What is interesting to know is that there are many more variations of the Big Mac index, which investors deem to be helpful. UBS Wealth Management expanded the index to include the number of hours an average person has to work to afford a Big Mac. For example, in 2015 it would take you 8.6 minutes in Hong Kong to earn a Big Mac, while in Kenya the number goes up to 172.6 minutes. Furthermore, you can even find similar indexes regarding Apple devices, Starbucks items, Ikea Billy bookshelf, and so on.
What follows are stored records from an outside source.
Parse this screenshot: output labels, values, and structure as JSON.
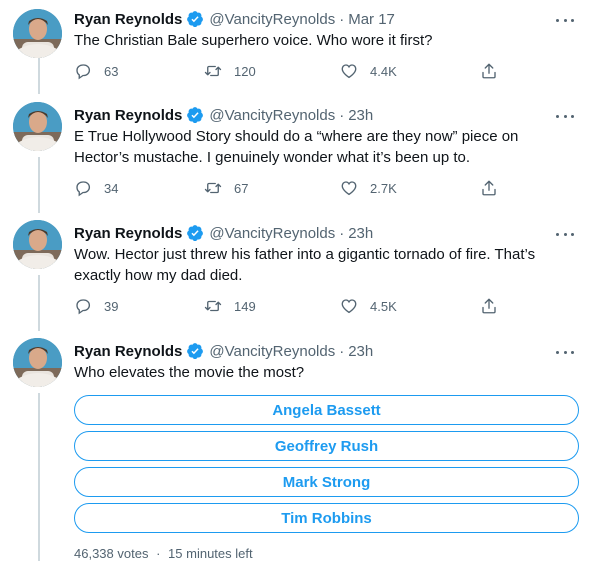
{
  "theme": {
    "accent": "#1d9bf0",
    "text": "#0f1419",
    "muted": "#536471",
    "line": "#cfd9de"
  },
  "tweets": [
    {
      "author": "Ryan Reynolds",
      "handle": "@VancityReynolds",
      "separator": "·",
      "time": "Mar 17",
      "text": "The Christian Bale superhero voice. Who wore it first?",
      "replies": "63",
      "retweets": "120",
      "likes": "4.4K"
    },
    {
      "author": "Ryan Reynolds",
      "handle": "@VancityReynolds",
      "separator": "·",
      "time": "23h",
      "text": "E True Hollywood Story should do a “where are they now” piece on Hector’s mustache. I genuinely wonder what it’s been up to.",
      "replies": "34",
      "retweets": "67",
      "likes": "2.7K"
    },
    {
      "author": "Ryan Reynolds",
      "handle": "@VancityReynolds",
      "separator": "·",
      "time": "23h",
      "text": "Wow. Hector just threw his father into a gigantic tornado of fire. That’s exactly how my dad died.",
      "replies": "39",
      "retweets": "149",
      "likes": "4.5K"
    },
    {
      "author": "Ryan Reynolds",
      "handle": "@VancityReynolds",
      "separator": "·",
      "time": "23h",
      "text": "Who elevates the movie the most?",
      "poll": {
        "options": [
          "Angela Bassett",
          "Geoffrey Rush",
          "Mark Strong",
          "Tim Robbins"
        ],
        "votes": "46,338 votes",
        "separator": "·",
        "time_left": "15 minutes left"
      }
    }
  ],
  "icons": {
    "verified": "verified-badge-icon",
    "more": "more-dots-icon",
    "reply": "reply-icon",
    "retweet": "retweet-icon",
    "like": "heart-icon",
    "share": "share-icon"
  }
}
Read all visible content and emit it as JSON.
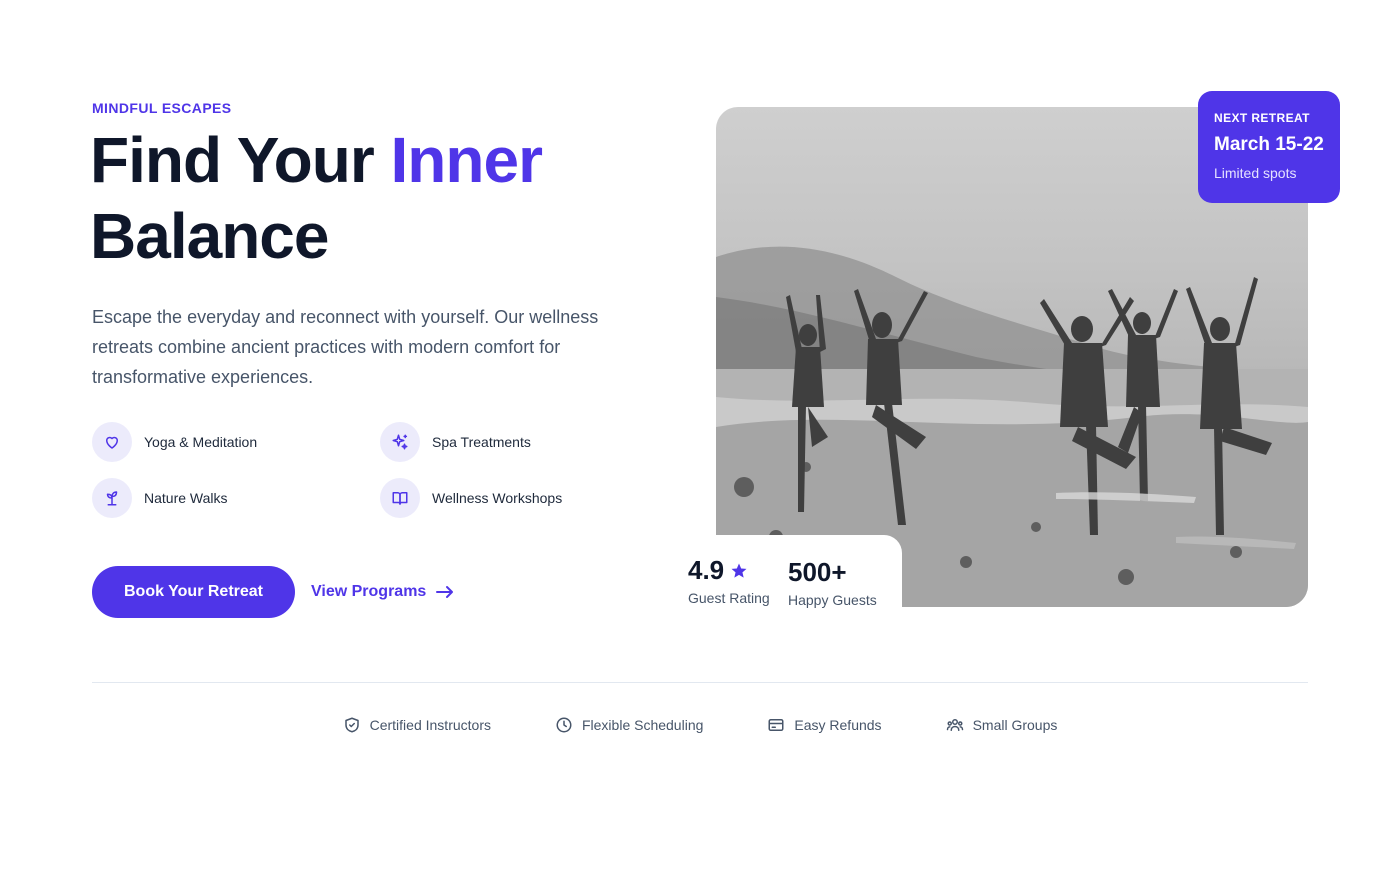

How can investors benefit from it? You don’t have to eat junk food to use the BM index for your own good. As a matter of fact, you can easily calculate for yourself the real economy situation of the country before starting a business there. For example, there were rumors between 2010 and 2012 that Argentina had been altering its official consumer price data to understate its actual inflation rate. The Economist found out with the help of its Big Mac Index that the average annual rate of burger inflation was 19%, whereas Argentina claimed it be 10%. Due to these calculations numerous investors were informed of the growing inflation. Thus, it helped them in valuing bonds and other inflation-sensitive securities, because such mistakes would come at a price bigger than Big Mac’s.
Besides, the data from the Big Mac Index is useful for investors in other ways. You can use the values to make sure whether the currency is overvalued or undervalued in comparison with others. Sometimes, the official numbers from the foreign exchange market sure can lie. Moreover, investors can monitor changes in the numbers by themselves to be aware of inflation rates.
Overall, it might seem like just another humorous unit of measurement, but you can never be overly informed. I would advise you to keep an eye on all changes in the currency market in all the ways possible. Only this way will you be able to earn a million of Big Macs in no time.